Bobby Foglesong

Personal information
- Full name: Robert Foglesong
- Date of birth: February 8, 1987 (age 38)
- Place of birth: Fredericksburg, Virginia, United States
- Height: 5 ft 11 in (1.80 m)
- Position: Midfielder

Youth career
- 2005–2008: Old Dominion Monarchs

Senior career*
- Years: Team / Apps / (Gls)
- 2008: Richmond Kickers Future / 16 / (1)
- 2009: Hampton Roads Piranhas / 13 / (1)
- 2010–2012: Richmond Kickers / 44 / (3)

= Bobby Foglesong =

American soccer player

Robert Foglesong (born February 8, 1987) is an American soccer player.

==Career==

===Youth and college===
Foglesong attended Stafford Senior High School, where he won three All-District first team honors, and was an All-Region first team, All-Metro, and All-State Honorable Mention honors during senior season, before playing four years of college soccer at Old Dominion University.

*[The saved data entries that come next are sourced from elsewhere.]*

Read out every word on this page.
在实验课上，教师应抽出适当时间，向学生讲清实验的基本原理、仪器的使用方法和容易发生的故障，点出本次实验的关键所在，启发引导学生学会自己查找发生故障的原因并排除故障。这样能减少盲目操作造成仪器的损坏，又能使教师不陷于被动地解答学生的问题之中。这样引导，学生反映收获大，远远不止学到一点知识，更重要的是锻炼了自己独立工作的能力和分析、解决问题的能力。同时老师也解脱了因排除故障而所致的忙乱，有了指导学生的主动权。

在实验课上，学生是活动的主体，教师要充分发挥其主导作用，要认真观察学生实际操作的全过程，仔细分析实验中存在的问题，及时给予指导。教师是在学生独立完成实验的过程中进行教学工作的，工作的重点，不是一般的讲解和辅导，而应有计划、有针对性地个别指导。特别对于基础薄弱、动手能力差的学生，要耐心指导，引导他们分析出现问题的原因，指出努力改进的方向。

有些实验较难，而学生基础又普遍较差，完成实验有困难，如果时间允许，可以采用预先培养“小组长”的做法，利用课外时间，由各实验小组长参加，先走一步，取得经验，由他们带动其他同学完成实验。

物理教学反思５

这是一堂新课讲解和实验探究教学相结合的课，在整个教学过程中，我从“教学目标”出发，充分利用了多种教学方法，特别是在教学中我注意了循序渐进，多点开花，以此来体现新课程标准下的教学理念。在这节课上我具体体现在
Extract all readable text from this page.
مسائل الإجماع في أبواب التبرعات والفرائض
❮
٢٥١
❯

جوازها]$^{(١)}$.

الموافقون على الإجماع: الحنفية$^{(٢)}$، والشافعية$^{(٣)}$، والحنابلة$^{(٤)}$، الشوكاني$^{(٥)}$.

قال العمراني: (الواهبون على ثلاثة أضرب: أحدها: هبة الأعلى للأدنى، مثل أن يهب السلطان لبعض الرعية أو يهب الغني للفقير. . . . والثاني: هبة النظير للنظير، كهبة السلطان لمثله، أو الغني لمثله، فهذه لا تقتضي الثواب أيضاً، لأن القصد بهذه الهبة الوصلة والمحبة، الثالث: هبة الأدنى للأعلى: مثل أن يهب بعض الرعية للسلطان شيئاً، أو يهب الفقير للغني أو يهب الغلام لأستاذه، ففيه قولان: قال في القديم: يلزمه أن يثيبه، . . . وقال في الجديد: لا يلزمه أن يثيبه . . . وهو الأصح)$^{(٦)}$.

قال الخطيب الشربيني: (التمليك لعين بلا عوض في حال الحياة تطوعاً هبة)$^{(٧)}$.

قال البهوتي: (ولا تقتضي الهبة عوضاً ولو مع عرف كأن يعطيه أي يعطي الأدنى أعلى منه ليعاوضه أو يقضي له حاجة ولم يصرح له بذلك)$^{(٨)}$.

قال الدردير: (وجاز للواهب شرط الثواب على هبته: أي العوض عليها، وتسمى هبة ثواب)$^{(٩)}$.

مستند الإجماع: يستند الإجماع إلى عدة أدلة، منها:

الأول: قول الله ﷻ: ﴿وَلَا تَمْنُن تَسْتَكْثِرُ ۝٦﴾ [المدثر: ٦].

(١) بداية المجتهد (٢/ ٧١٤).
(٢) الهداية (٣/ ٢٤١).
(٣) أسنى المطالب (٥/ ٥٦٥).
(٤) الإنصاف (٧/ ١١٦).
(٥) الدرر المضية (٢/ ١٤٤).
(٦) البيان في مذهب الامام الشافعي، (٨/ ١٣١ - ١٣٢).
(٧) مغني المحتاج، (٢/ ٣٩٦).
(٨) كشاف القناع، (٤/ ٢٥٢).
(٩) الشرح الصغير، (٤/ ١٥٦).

Having been a member of the Richmond Kickers Super Y-League program for several seasons, Foglesong also played with the Richmond Kickers Future and the Hampton Roads Piranhas in the USL Premier Development League.

===Professional===
Foglesong turned professional in 2010 when he signed with the Richmond Kickers of the USL Second Division. He made his professional debut on April 24, 2010, in a league match against the Charlotte Eagles, and scored his first professional goal on June 6 in a 3–1 win over Charleston Battery.